Sunday, November 25, 2007

Chow's Spiked Apple Galette

So this is what I made for Slapsgiving: the Apple Galette on chow, which is the greatest website ever. This recipe wasn't all too hard to make just a lot more work than a traditional pie since you're pre-cooking the apples which keeps the apple liquid from making your galette soupy. If you've worked with pie crust before then I think you'll do fine with this recipe if you have never worked with pastry crust I recommend trying something easier before you do this. Some notes though: the crust on this recipe for some reason didn't bind as well as my regular crust usually does so you might want to try just your standard recipe. I also added some vanilla bean while the apples were cooking. Also note that the reduction is going to be more of like a thick sticky syrup so clean up may be difficult at that part but the alcohol does help thin it out as well as cut through the sweetness a bit. I didn't have Calvados which probably would have made this even better but I made a brandy-apple infusion which really didn't do all that much so next time Calvados or just straight up brandy. Well, this galette is delicious: the zest really helps bring this smooth roundness to the flavor and the cinnamon brings just a nice sweet spiciness that goes well with apples: I love this recipe. Here's the link to the recipe as I really didn't make any changes to it.

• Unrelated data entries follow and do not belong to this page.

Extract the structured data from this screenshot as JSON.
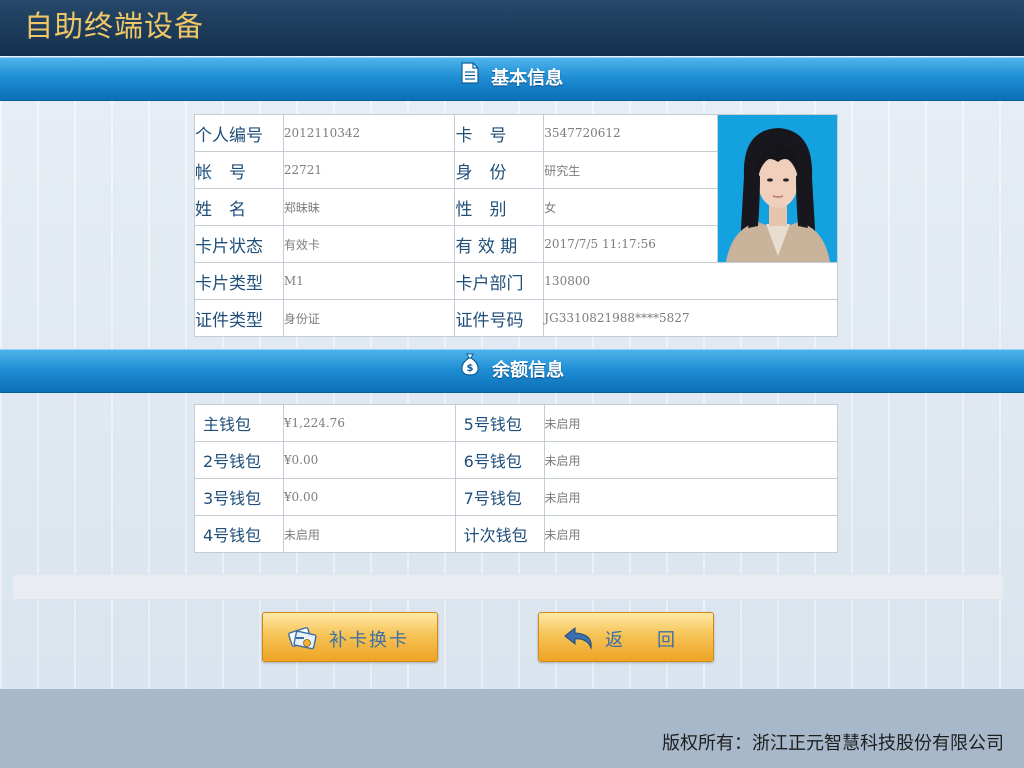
{
  "app": {
    "title": "自助终端设备"
  },
  "sections": {
    "basic": "基本信息",
    "balance": "余额信息"
  },
  "basic_info": {
    "personal_no_label": "个人编号",
    "personal_no": "2012110342",
    "card_no_label": "卡　号",
    "card_no": "3547720612",
    "account_label": "帐　号",
    "account": "22721",
    "identity_label": "身　份",
    "identity": "研究生",
    "name_label": "姓　名",
    "name": "郑昧昧",
    "gender_label": "性　别",
    "gender": "女",
    "card_status_label": "卡片状态",
    "card_status": "有效卡",
    "valid_until_label": "有 效 期",
    "valid_until": "2017/7/5 11:17:56",
    "card_type_label": "卡片类型",
    "card_type": "M1",
    "department_label": "卡户部门",
    "department": "130800",
    "id_type_label": "证件类型",
    "id_type": "身份证",
    "id_number_label": "证件号码",
    "id_number": "JG3310821988****5827"
  },
  "balance_info": {
    "main_wallet_label": "主钱包",
    "main_wallet": "¥1,224.76",
    "wallet5_label": "5号钱包",
    "wallet5": "未启用",
    "wallet2_label": "2号钱包",
    "wallet2": "¥0.00",
    "wallet6_label": "6号钱包",
    "wallet6": "未启用",
    "wallet3_label": "3号钱包",
    "wallet3": "¥0.00",
    "wallet7_label": "7号钱包",
    "wallet7": "未启用",
    "wallet4_label": "4号钱包",
    "wallet4": "未启用",
    "count_wallet_label": "计次钱包",
    "count_wallet": "未启用"
  },
  "buttons": {
    "reissue": "补卡换卡",
    "return": "返回"
  },
  "footer": {
    "copyright": "版权所有：浙江正元智慧科技股份有限公司"
  },
  "colors": {
    "title_gold": "#f0c766",
    "section_blue": "#1f8fd5",
    "button_orange": "#f6c457"
  },
  "icons": [
    "document-icon",
    "money-bag-icon",
    "card-swap-icon",
    "return-arrow-icon"
  ]
}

I will instead enclose a recipe for apple-infused brandy. I did taste the brandy and it had a nice subtle apple flavor but that subtleness ended up getting lost against the apple syrup I mixed it in. Nonetheless, this infusion isn't so bad: I included sugar because I heard that sugar helps it infuse faster but I'm not sure if that's right or not.

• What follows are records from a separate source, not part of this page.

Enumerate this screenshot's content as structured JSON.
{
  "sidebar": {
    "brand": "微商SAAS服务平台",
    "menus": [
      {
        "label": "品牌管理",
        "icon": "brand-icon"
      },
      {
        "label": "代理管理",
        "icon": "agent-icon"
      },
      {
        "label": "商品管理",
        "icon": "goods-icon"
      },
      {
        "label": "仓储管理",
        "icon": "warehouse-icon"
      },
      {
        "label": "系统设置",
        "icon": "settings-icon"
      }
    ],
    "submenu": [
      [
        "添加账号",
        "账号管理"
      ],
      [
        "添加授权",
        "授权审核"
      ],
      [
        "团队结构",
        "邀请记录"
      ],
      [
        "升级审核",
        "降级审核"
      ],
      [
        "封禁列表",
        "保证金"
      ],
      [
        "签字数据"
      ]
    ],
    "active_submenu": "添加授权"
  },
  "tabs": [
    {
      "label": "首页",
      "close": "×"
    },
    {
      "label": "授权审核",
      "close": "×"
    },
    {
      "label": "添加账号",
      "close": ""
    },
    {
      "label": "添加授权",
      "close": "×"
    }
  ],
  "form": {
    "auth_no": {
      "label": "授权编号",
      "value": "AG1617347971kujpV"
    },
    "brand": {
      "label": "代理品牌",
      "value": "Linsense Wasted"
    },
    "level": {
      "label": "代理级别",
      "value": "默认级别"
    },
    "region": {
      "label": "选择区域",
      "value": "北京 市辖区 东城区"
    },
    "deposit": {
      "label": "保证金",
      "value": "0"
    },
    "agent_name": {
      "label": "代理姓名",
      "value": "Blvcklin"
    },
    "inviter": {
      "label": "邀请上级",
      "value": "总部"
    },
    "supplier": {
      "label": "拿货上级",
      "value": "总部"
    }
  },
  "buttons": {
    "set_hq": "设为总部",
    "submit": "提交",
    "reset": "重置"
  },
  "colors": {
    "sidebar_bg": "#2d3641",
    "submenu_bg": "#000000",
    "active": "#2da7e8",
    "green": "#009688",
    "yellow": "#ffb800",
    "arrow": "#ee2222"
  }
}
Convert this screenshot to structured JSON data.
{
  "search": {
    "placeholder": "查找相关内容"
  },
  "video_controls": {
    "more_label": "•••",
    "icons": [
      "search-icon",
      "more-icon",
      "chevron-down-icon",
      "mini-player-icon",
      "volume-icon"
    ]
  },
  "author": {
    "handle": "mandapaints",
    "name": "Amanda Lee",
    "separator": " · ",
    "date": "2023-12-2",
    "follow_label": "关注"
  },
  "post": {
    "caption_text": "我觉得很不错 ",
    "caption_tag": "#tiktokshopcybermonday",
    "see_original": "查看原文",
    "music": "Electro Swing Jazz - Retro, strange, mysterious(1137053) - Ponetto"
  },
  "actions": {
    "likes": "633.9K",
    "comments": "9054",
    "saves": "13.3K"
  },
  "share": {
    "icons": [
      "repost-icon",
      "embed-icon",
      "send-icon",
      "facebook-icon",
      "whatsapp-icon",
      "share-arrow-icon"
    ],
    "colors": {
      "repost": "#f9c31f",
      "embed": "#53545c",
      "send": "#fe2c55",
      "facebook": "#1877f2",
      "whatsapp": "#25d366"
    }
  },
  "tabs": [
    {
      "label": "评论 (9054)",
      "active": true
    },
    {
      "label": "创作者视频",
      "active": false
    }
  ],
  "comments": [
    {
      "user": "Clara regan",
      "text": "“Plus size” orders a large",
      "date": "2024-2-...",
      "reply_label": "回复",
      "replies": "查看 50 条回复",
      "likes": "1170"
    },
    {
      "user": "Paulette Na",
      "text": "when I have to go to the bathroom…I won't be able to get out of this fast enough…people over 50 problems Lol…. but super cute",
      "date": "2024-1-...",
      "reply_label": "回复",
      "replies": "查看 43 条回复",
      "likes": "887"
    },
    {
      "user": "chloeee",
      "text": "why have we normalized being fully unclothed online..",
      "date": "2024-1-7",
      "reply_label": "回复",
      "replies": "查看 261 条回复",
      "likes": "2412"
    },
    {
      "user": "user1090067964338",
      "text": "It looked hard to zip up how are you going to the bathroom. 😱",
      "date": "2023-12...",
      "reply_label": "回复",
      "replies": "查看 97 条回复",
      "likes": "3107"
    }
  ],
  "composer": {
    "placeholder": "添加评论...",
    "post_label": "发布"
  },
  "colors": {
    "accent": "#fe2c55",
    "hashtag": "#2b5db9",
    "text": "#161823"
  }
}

1 Granny Smith apple scrubbed well
1/2 cup of brandy
a pinch of sugar

Clean an appropriate sized jar with hot water and soap and dry well. Core and cut the apple into eighths or pieces that will into the jar. Add the apple, brandy, and pinch of sugar; put the lid on and shake vigorously and store in a cool, dark place. Shake the jar everyday for 5-7 days and then strain the infusion and store in the refrigerator.